Tangan Alexander gemeter, membuatku memberanikan menggenggamnya. Akal sehatku mulai kabur.
“Kenangan memang tak akan pernah bisa kita hapus. Namun, bukankah ada dua pilihan? Mengabaikannya dalam sudut memori atau menciptakan kenangan baru”
Alexander mencoba tertawa mendengar nasihatku. Aku berhenti berkata, hanya memandanginya. Suara tawanya beradu dengan seruputan kopi yang mulai surut. Ia terhenti saat mendengar bunyi kerontang, menyisakan batu-batu es. Segelas kopi yang tandas itu seakan menyiratkan hatinya yang tengah berkecamuk dengan masa lalunya.***
“KAULAH satu-satunya alasanku datang ke The Rubicae. Kaulah yang kuharapkan menjadi kenangan baru” tutupnya diujung obrolan kami.
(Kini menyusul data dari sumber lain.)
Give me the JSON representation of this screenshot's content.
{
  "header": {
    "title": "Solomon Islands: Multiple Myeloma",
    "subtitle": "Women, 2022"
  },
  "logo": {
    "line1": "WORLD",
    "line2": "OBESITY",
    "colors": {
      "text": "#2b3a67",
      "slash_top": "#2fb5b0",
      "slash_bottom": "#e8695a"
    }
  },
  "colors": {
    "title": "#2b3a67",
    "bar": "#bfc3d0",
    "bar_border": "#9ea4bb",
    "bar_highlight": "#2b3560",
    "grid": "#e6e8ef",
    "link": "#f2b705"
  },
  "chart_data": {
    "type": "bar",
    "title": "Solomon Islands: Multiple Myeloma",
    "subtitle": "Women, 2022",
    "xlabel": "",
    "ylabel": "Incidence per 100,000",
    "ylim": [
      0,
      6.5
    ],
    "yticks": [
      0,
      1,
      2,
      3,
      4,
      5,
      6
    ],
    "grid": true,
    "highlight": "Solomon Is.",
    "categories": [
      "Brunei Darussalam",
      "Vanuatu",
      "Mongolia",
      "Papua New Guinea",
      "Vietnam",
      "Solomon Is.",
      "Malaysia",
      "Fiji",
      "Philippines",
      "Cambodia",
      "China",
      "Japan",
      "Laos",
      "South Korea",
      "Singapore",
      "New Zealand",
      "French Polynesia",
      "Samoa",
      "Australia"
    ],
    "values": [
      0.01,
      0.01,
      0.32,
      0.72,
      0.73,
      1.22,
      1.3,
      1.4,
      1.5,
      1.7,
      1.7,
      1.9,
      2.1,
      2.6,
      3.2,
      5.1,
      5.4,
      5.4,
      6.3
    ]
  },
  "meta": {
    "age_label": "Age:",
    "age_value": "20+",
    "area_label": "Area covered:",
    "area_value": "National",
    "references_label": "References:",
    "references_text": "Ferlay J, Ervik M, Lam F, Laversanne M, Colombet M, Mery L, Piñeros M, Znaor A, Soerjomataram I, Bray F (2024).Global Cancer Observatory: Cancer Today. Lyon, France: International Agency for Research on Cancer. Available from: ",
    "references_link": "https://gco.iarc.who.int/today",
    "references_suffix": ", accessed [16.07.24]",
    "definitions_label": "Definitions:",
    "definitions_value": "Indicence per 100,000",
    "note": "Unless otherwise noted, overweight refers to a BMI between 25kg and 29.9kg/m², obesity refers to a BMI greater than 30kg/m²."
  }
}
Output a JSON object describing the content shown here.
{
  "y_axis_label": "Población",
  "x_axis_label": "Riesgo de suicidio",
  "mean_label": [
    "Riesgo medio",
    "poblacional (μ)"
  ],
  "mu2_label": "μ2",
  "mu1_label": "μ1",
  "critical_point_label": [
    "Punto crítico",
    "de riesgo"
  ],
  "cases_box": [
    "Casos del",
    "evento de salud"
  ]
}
Aku berusaha mengendalikan diri, setelah setangkai mawar tak lagi dapat kukuasai. Bunga perlambang cinta itu terjatuh tepat diatas marmer kelabu, seakan mengejekku yang berulah bak pengecut.
Aku bangkit, tak lagi mampu kubalas tatapan Alexander, perlahan setetes penyesalan mulai tergambar dihatiku. Kulihat Alexander perlahan mengikutiku bangkit dari duduknya dan mulai melangkah menuju pintu. Lekas kupakai mantelku dan meninggalkan The Rubicae yang kian sunyi, hanya terlihat punggung laki-laki penikmat latte tersebut kian mengecil, semakin jauh meninggalkanku dan The Rubicae.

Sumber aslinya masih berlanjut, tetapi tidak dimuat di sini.